4. Metode Ekstemporan
Metode Ekstemporan adalah “Pidato tanpa membuat persiapan naskah, tetapi hanya menatat hal-
hal penting yang akan disampaikan dan urutannya saja”.
ALIH WAHANA
“Orang boleh pandai setinggi langit, tapi selama ia tidak menulis, ia akan hilang dalam
masyarakat dan dari sejarah. Menulis adalah bekerja untuk keabadian” kutipan dari Pram itu
menjadi bukti sahih mengapa banyak karya sastra yang abadi, kemudian kian dikukuhkan
keberadaannya pada medium audio-visual.
5. Pada penghujung tahun 2013, novel Tenggelamnya Kapal Van der Wijck karya Hamka di
ekranisasi oleh para produser film, setelah sebelumnya ada banyak karya sastra yang telah
berubah menjadi film.
Ekranisasi merupakan istilah yang akhir-akhir ini semakin familiar dalam kajian sastra di
Indonesia. istilah ini berasal dari bahasa Perancis, écran ‘layar’. Pamusuk Eneste
mendefinisikannya sebagai pelayarputihan, pemindahan/ pengangkatan sebuah novel (karya
sastra) ke dalam film. Sementara itu, Sapardi Djoko Damono mendefinisikan ekranisasi sebagai
alih wahana, yaitu pengalihan karya seni dari satu wahana ke wahana lain. Ekranisasi, dengan
demikian, secara sederhana dapat dikatakan sebagai pengadaptasian karya sastra (wahana tulis)

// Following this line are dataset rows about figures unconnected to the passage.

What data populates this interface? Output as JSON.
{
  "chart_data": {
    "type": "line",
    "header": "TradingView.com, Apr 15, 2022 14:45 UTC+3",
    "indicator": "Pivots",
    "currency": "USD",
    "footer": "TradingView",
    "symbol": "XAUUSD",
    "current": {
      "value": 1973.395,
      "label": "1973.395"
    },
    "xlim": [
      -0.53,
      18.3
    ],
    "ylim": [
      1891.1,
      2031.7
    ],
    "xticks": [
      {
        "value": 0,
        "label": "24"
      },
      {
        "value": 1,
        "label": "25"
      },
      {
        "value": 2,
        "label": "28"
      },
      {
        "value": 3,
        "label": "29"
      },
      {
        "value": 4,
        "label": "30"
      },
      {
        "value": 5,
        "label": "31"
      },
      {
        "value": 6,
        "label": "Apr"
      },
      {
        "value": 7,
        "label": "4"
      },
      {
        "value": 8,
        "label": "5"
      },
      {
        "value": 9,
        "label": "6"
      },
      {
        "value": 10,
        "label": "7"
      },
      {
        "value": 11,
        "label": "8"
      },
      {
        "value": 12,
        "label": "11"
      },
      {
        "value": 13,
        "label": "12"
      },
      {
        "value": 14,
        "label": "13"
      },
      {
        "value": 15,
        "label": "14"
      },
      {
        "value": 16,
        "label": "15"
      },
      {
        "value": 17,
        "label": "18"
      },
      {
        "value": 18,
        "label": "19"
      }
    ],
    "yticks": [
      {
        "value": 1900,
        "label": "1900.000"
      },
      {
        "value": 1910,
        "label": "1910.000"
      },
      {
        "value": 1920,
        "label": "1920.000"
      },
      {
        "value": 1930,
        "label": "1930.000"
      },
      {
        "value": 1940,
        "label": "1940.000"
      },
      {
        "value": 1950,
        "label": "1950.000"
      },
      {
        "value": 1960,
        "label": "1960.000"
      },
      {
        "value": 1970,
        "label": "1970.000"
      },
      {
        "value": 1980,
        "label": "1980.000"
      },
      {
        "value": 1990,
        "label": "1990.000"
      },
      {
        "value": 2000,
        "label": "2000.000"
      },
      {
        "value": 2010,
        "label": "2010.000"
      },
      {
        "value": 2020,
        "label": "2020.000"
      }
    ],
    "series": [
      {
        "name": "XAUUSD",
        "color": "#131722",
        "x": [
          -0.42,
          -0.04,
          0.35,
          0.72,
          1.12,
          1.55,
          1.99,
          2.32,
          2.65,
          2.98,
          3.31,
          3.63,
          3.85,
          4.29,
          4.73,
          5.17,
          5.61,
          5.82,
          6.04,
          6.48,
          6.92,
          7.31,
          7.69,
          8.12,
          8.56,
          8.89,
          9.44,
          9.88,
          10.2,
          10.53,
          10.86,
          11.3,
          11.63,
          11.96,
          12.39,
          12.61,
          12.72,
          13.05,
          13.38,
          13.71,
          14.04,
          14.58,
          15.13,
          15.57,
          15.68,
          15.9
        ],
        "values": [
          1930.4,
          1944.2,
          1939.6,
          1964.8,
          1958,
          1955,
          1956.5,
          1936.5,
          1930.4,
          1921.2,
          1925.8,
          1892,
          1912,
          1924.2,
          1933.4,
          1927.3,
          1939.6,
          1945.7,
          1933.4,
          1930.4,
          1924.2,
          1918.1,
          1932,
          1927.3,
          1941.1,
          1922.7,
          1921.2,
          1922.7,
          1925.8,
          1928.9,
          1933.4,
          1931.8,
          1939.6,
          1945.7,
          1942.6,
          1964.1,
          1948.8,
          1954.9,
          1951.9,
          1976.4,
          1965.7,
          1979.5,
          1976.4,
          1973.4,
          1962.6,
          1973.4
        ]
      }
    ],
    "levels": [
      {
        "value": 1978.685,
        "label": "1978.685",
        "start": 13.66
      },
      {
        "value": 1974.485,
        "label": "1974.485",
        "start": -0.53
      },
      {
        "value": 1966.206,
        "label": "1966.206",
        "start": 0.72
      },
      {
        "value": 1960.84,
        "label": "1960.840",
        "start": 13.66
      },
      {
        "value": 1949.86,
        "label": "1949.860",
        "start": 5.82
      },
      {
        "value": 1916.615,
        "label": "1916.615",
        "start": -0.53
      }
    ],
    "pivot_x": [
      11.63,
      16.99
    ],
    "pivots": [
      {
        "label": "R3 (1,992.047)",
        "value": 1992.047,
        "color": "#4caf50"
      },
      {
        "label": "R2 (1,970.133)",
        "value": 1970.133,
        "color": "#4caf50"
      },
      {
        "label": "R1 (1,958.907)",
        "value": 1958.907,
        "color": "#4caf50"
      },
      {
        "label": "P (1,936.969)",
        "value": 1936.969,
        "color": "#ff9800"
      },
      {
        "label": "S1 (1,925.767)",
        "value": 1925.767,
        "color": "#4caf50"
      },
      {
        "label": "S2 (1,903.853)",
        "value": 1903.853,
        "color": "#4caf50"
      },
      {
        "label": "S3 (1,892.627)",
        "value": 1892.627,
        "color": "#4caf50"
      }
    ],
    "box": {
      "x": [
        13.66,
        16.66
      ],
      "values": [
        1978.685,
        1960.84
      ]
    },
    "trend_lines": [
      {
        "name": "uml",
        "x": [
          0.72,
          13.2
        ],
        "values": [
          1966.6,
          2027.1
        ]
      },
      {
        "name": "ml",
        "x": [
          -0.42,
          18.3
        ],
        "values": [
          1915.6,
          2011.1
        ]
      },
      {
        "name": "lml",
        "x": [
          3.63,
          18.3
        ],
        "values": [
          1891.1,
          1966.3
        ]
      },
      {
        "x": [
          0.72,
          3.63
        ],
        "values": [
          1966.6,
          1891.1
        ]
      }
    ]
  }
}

ke dalam film (wahana audio-visual).
Pada Kuliah wawasan ilmu sosial dan budaya, Sapardi Djoko Damono memiliki istilah alih
wahana untuk membicarakan transformasi dari satu ke yang lain. Istilah ini hakikatnya memiliki
cakupan yang lebih luas dari ekranisasi. Ekranisasai merupakan perubahan ke atau menuju layar
putih, sedangkan alih wahana seperti yang dijelaskan Sapardi bisa dari berbagai jenis karya seni
ke jenis karya seni lain. Akan tetapi, istilah ini tidak bertentangan dengan makna dan konsep
dasar yang dimiliki oleh ekranisasi sebagai proses pengubahan dari satu wahana ke wahana lain.

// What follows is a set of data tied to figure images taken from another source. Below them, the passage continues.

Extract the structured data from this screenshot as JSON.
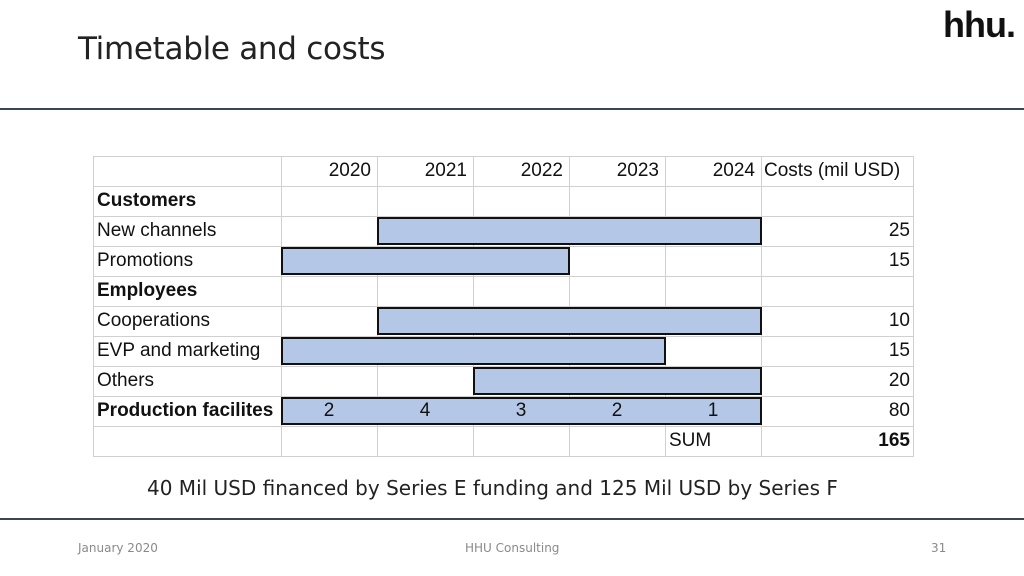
{
  "logo": "hhu.",
  "slide": {
    "title": "Timetable and costs"
  },
  "table": {
    "years": [
      "2020",
      "2021",
      "2022",
      "2023",
      "2024"
    ],
    "cost_header": "Costs (mil USD)",
    "rows": [
      {
        "label": "Customers",
        "bold": true,
        "cost": "",
        "bar": null
      },
      {
        "label": "New channels",
        "bold": false,
        "cost": "25",
        "bar": {
          "start": "2021",
          "end": "2024"
        }
      },
      {
        "label": "Promotions",
        "bold": false,
        "cost": "15",
        "bar": {
          "start": "2020",
          "end": "2022"
        }
      },
      {
        "label": "Employees",
        "bold": true,
        "cost": "",
        "bar": null
      },
      {
        "label": "Cooperations",
        "bold": false,
        "cost": "10",
        "bar": {
          "start": "2021",
          "end": "2024"
        }
      },
      {
        "label": "EVP and marketing",
        "bold": false,
        "cost": "15",
        "bar": {
          "start": "2020",
          "end": "2023"
        }
      },
      {
        "label": "Others",
        "bold": false,
        "cost": "20",
        "bar": {
          "start": "2022",
          "end": "2024"
        }
      },
      {
        "label": "Production facilites",
        "bold": true,
        "cost": "80",
        "bar": {
          "start": "2020",
          "end": "2024",
          "values": [
            "2",
            "4",
            "3",
            "2",
            "1"
          ]
        }
      }
    ],
    "sum_label": "SUM",
    "sum_value": "165"
  },
  "note": "40 Mil USD financed by Series E funding and 125 Mil USD by Series F",
  "footer": {
    "date": "January 2020",
    "center": "HHU Consulting",
    "page": "31"
  },
  "colors": {
    "bar_fill": "#b4c7e7",
    "rule": "#3a4556"
  }
}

Sebuah karya memang tidak terlepas dari hasil peniruan atau gambaran dari kenyataan (mimesis)
seperti perdebatan antara Aristoteles dan Plato yang menerangkan kepentingan keberadaan
seniman dan sastrawan dizamannya. Plato menyatakan mimesis yang dilakukan oleh seniman
dan sastrawan hanya akan menghasilkan khayalan tentang kenyataan dan tetap jauh dari
‘kebenaran’. Sementara Aristoteles menganggap seniman dan sastrawan yang melakukan
mimesis tidak semata-mata menjiplak kenyataan, melainkan sebuah proses kreatif untuk
menghasilkan kebaruan. Kini pertentangan dan argumentasi mereka menjadi nyata dalam bentuk
karya sastra dan kemudian mengalami ‘peniruan’ lagi dalam bentuk alihwahana.

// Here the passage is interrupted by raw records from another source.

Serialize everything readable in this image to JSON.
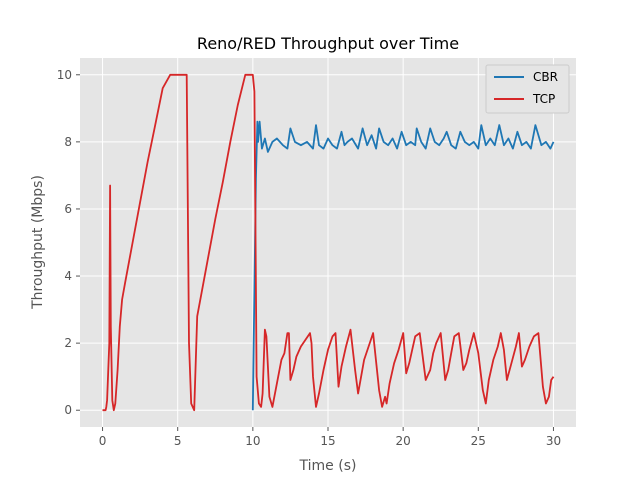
{
  "chart_data": {
    "type": "line",
    "title": "Reno/RED Throughput over Time",
    "xlabel": "Time (s)",
    "ylabel": "Throughput (Mbps)",
    "xlim": [
      -1.5,
      31.5
    ],
    "ylim": [
      -0.5,
      10.5
    ],
    "xticks": [
      0,
      5,
      10,
      15,
      20,
      25,
      30
    ],
    "yticks": [
      0,
      2,
      4,
      6,
      8,
      10
    ],
    "grid": true,
    "background": "#e5e5e5",
    "legend_position": "top-right",
    "series": [
      {
        "name": "CBR",
        "color": "#1f77b4",
        "x": [
          10.0,
          10.2,
          10.3,
          10.35,
          10.45,
          10.6,
          10.8,
          11.0,
          11.3,
          11.6,
          12.0,
          12.3,
          12.5,
          12.8,
          13.2,
          13.6,
          14.0,
          14.2,
          14.4,
          14.7,
          15.0,
          15.3,
          15.6,
          15.9,
          16.1,
          16.3,
          16.6,
          17.0,
          17.3,
          17.6,
          17.9,
          18.2,
          18.4,
          18.7,
          19.0,
          19.3,
          19.6,
          19.9,
          20.2,
          20.5,
          20.8,
          20.9,
          21.2,
          21.5,
          21.8,
          22.1,
          22.4,
          22.7,
          22.9,
          23.2,
          23.5,
          23.8,
          24.1,
          24.4,
          24.7,
          25.0,
          25.2,
          25.5,
          25.8,
          26.1,
          26.4,
          26.7,
          27.0,
          27.3,
          27.6,
          27.9,
          28.2,
          28.5,
          28.8,
          29.2,
          29.5,
          29.8,
          30.0
        ],
        "y": [
          0.0,
          6.9,
          8.6,
          8.0,
          8.6,
          7.8,
          8.1,
          7.7,
          8.0,
          8.1,
          7.9,
          7.8,
          8.4,
          8.0,
          7.9,
          8.0,
          7.8,
          8.5,
          7.9,
          7.8,
          8.1,
          7.9,
          7.8,
          8.3,
          7.9,
          8.0,
          8.1,
          7.8,
          8.4,
          7.9,
          8.2,
          7.8,
          8.4,
          8.0,
          7.9,
          8.1,
          7.8,
          8.3,
          7.9,
          8.0,
          7.9,
          8.4,
          8.0,
          7.8,
          8.4,
          8.0,
          7.9,
          8.1,
          8.3,
          7.9,
          7.8,
          8.3,
          8.0,
          7.9,
          8.0,
          7.8,
          8.5,
          7.9,
          8.1,
          7.9,
          8.5,
          7.9,
          8.1,
          7.8,
          8.3,
          7.9,
          8.0,
          7.8,
          8.5,
          7.9,
          8.0,
          7.8,
          8.0
        ]
      },
      {
        "name": "TCP",
        "color": "#d62728",
        "x": [
          0.0,
          0.1,
          0.2,
          0.25,
          0.3,
          0.45,
          0.5,
          0.55,
          0.65,
          0.75,
          0.85,
          1.0,
          1.15,
          1.3,
          1.5,
          2.0,
          2.5,
          3.0,
          3.5,
          4.0,
          4.5,
          4.7,
          5.0,
          5.3,
          5.6,
          5.75,
          5.9,
          6.1,
          6.3,
          7.0,
          7.5,
          8.0,
          8.5,
          9.0,
          9.5,
          9.7,
          10.0,
          10.1,
          10.25,
          10.4,
          10.55,
          10.65,
          10.8,
          10.9,
          11.1,
          11.3,
          11.6,
          11.9,
          12.1,
          12.3,
          12.4,
          12.5,
          12.7,
          12.9,
          13.2,
          13.5,
          13.8,
          13.9,
          14.0,
          14.2,
          14.4,
          14.7,
          15.0,
          15.3,
          15.5,
          15.7,
          15.9,
          16.2,
          16.5,
          16.8,
          17.0,
          17.2,
          17.4,
          17.7,
          18.0,
          18.4,
          18.6,
          18.8,
          18.9,
          19.1,
          19.4,
          19.7,
          20.0,
          20.2,
          20.4,
          20.6,
          20.8,
          21.1,
          21.5,
          21.8,
          22.0,
          22.2,
          22.5,
          22.8,
          23.0,
          23.2,
          23.4,
          23.7,
          24.0,
          24.2,
          24.4,
          24.7,
          25.0,
          25.3,
          25.5,
          25.7,
          26.0,
          26.3,
          26.5,
          26.7,
          26.9,
          27.2,
          27.5,
          27.7,
          27.9,
          28.1,
          28.4,
          28.7,
          29.0,
          29.3,
          29.5,
          29.7,
          29.85,
          30.0
        ],
        "y": [
          0.0,
          0.0,
          0.0,
          0.1,
          0.3,
          2.0,
          6.7,
          2.5,
          0.3,
          0.0,
          0.2,
          1.2,
          2.5,
          3.3,
          3.8,
          5.0,
          6.2,
          7.4,
          8.5,
          9.6,
          10.0,
          10.0,
          10.0,
          10.0,
          10.0,
          2.0,
          0.2,
          0.0,
          2.8,
          4.5,
          5.7,
          6.8,
          8.0,
          9.1,
          10.0,
          10.0,
          10.0,
          9.5,
          1.0,
          0.2,
          0.1,
          0.5,
          2.4,
          2.2,
          0.4,
          0.1,
          0.8,
          1.5,
          1.7,
          2.3,
          2.3,
          0.9,
          1.2,
          1.6,
          1.9,
          2.1,
          2.3,
          2.0,
          1.0,
          0.1,
          0.5,
          1.2,
          1.8,
          2.2,
          2.3,
          0.7,
          1.3,
          1.9,
          2.4,
          1.2,
          0.5,
          1.0,
          1.5,
          1.9,
          2.3,
          0.6,
          0.1,
          0.4,
          0.2,
          0.8,
          1.4,
          1.8,
          2.3,
          1.1,
          1.4,
          1.8,
          2.2,
          2.3,
          0.9,
          1.2,
          1.7,
          2.0,
          2.3,
          0.9,
          1.2,
          1.7,
          2.2,
          2.3,
          1.2,
          1.4,
          1.8,
          2.3,
          1.7,
          0.6,
          0.2,
          0.9,
          1.5,
          1.9,
          2.3,
          1.8,
          0.9,
          1.4,
          1.9,
          2.3,
          1.3,
          1.5,
          1.9,
          2.2,
          2.3,
          0.7,
          0.2,
          0.4,
          0.9,
          1.0
        ]
      }
    ]
  }
}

Kini ungkapan Aristoteles berbalik dengan pernyataan Plato. Karya sastra yang ada sekarang
bukan hanya peniruan dari gambaran kenyataan, kini karya sastra: serius maupun populer,
menjadi ‘pedoman’ bagi para pekerja film dalam menelurkan sebuah film yang memburu ide
dari sebuah prosa-prosa yang laris terjual.